There’s just one problem: Most popular biometric scanners are trash, and it’s a better idea to use an alphanumeric password (i.e. letters and numbers) to lock your phone instead. 

It’s easy to see why people prefer using fingerprint and iris scanners. Unlocking your phone with an iris scanner just feels futuristic. But the harsh reality is these newer methods don’t secure your data as well as an old school password.

Let’s take the seemingly ubiquitous fingerprint scanner. Most smartphones these days come equipped with some form of fingerprint scanner. Apple introduced Touch ID on the iPhone 5S in 2013, and a host of Android devices had it prior to that. Samsung, for its part, got in on the fingerprint scanner game in 2014 with the Galaxy S5. It’s something we’ve come to expect.

With so many people reliant on fingerprint sensors, you’d think it’d be a pretty safe option. It’s sadly not that simple. In 2016, researchers discovered that all it took to trick some phone locks was an inkjet printer and special ink. 

Cracking the Galaxy S8 iris scanner.

Cracking the Galaxy S8 iris scanner.


And researchers have come up with more creative ways to bypass the fingerprint scanners. In 2017, a group of researchers from New York University and Michigan State University developed a set of so-called “master prints” that successfully unlocked phones 65 percent of the time in a simulation. 

And, of course, there is always the unlikely risk of being forced to unlock your phone by the law — or legally sanctioned coercion. As The Atlantic reported in 2016, U.S. judges can order suspects to unlock phones using fingerprints, but they can’t force you to divulge your password to unlock the same phone. 

Face scanners have proven to be even worse. Samsung’s Galaxy S8 face unlock was tricked with a photo. OK, well, surely iris scans are better? Hackers reportedly got around those too, and all it took was a printed photo and a contact lens.

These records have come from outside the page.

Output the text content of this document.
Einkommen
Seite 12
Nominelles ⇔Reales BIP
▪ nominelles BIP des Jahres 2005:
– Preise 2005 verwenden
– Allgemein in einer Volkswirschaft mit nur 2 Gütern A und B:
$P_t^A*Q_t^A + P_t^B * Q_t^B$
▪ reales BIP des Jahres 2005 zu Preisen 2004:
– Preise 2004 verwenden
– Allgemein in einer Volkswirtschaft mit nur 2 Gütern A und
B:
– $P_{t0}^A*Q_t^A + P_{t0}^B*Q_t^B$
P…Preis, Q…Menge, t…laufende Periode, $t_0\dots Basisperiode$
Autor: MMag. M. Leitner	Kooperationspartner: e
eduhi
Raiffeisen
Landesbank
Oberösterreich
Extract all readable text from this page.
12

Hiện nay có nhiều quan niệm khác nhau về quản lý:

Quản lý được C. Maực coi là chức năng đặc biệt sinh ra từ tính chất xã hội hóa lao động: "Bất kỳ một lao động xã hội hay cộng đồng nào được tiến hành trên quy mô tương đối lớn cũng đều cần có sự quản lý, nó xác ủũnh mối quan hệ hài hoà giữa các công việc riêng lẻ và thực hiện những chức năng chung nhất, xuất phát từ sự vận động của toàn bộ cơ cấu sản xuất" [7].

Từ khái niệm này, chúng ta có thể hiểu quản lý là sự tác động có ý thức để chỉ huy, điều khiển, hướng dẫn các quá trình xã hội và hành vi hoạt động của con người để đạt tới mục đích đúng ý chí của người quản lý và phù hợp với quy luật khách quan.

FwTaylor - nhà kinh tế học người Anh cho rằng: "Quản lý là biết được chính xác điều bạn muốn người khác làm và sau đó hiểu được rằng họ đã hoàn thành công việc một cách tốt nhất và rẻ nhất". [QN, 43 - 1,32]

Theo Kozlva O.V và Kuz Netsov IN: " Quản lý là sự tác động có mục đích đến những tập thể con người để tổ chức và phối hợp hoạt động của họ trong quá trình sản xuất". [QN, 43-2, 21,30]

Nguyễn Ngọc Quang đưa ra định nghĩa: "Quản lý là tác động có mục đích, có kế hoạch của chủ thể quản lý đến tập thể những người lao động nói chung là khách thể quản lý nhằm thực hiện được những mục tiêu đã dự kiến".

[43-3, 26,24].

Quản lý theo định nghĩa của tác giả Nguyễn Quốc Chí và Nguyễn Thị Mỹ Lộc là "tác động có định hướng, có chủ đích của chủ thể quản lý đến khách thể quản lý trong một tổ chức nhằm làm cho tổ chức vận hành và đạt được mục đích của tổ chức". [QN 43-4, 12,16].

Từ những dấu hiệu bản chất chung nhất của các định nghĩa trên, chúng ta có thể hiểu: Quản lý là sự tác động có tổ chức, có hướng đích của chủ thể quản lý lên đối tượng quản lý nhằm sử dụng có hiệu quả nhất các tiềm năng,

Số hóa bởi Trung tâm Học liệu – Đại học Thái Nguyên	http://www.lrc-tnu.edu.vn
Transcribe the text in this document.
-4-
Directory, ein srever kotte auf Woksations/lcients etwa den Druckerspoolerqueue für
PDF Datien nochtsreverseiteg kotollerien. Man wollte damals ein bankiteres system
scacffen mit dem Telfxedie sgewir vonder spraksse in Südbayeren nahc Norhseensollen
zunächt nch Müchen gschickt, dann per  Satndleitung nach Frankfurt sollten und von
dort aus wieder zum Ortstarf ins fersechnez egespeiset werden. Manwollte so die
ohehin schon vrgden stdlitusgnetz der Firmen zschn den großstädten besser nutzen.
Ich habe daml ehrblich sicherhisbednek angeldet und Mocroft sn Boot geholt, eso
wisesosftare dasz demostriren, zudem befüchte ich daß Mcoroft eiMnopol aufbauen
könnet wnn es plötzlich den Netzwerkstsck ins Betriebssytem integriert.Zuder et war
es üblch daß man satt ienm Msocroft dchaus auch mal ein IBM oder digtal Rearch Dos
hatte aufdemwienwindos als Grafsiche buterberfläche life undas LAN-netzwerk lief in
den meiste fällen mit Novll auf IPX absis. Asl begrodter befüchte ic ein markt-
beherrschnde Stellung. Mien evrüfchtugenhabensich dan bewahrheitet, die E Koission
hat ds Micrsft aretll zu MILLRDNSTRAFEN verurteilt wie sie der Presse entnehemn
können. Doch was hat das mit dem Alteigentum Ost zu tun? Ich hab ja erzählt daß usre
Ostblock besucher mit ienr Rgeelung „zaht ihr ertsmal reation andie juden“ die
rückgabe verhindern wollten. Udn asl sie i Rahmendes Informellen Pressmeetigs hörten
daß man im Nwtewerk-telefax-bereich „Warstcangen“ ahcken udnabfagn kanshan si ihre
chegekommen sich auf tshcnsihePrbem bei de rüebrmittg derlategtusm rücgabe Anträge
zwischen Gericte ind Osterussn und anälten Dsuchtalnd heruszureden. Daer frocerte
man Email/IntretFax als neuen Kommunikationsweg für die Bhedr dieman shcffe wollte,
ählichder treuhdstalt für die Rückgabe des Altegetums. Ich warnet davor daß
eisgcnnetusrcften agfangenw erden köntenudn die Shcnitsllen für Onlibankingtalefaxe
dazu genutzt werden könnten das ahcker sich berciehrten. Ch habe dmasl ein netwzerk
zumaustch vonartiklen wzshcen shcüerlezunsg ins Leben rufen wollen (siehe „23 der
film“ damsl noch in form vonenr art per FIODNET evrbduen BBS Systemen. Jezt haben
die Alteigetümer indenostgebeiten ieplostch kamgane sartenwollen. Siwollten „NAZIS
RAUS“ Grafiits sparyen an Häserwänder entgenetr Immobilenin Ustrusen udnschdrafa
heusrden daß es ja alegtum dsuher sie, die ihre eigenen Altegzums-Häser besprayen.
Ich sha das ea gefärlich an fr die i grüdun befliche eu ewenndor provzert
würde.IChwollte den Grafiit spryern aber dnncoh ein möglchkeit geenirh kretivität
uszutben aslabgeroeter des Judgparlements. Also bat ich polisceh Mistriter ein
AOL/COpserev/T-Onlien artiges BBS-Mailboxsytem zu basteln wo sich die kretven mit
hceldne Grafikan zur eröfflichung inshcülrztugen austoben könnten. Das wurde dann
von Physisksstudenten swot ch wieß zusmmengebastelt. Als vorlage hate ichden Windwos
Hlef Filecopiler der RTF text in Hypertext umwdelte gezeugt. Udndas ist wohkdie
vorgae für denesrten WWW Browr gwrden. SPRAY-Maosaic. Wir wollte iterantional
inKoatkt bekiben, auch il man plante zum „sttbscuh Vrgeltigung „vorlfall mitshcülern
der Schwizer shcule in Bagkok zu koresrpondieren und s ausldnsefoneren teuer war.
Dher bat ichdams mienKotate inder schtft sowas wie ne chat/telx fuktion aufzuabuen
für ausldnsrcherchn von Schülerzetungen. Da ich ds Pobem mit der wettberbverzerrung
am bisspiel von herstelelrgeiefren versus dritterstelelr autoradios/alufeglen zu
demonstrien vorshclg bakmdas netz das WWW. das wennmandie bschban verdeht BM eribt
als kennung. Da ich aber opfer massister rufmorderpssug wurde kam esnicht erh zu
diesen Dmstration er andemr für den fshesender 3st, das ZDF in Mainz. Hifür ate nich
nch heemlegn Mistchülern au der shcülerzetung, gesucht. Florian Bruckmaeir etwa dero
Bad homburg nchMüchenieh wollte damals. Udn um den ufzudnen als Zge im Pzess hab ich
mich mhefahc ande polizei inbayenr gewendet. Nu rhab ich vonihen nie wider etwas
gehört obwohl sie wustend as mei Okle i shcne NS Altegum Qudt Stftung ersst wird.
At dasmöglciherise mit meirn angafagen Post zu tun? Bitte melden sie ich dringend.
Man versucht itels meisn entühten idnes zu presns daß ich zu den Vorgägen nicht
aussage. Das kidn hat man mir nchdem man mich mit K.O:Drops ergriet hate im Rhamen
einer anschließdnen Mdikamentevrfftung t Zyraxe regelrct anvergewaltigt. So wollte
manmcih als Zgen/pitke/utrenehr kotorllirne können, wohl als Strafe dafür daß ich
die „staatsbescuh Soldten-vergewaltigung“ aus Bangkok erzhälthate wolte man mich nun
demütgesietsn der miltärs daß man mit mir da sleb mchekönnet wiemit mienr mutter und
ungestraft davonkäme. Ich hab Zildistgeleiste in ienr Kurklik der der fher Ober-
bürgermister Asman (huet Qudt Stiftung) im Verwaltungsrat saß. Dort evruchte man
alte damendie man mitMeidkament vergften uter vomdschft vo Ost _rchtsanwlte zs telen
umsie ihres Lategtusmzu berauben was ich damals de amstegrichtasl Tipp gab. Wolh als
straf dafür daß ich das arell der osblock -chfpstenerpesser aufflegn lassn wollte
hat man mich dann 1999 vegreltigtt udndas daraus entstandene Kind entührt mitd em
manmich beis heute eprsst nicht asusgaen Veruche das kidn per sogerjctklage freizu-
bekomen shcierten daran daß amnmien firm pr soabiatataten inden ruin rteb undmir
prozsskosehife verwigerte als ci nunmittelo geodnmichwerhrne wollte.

So, to recap: Biometrics are easily hacked, and users can be compelled to unlock phones with fingerprints in a court of law. 

It seems that when it comes to securing your device, the best bet is actually an alphanumeric passphrase. And guess what? Apple totally lets you set one of these up!

Locking things down.

Locking things down.

Image: mashable

Sure, it takes a little longer to unlock your phone, but just like every other digital habit you’ve developed over the years, it becomes second nature quickly enough (trust me on this). And anyway, what’s a little delay when it comes to securely protecting your device? 

The convenience of biometrics makes fingerprint, face, and iris scans seem like a good option, and it’s definitely better than no protection at all. However, you may reevaluate the tradeoff of ease for security when some nefarious character snaps your photo and then has his way with your data. 

So disable Touch ID, get a strong alphanumeric passphrase, and don’t look back. Your personal data will be way more secure.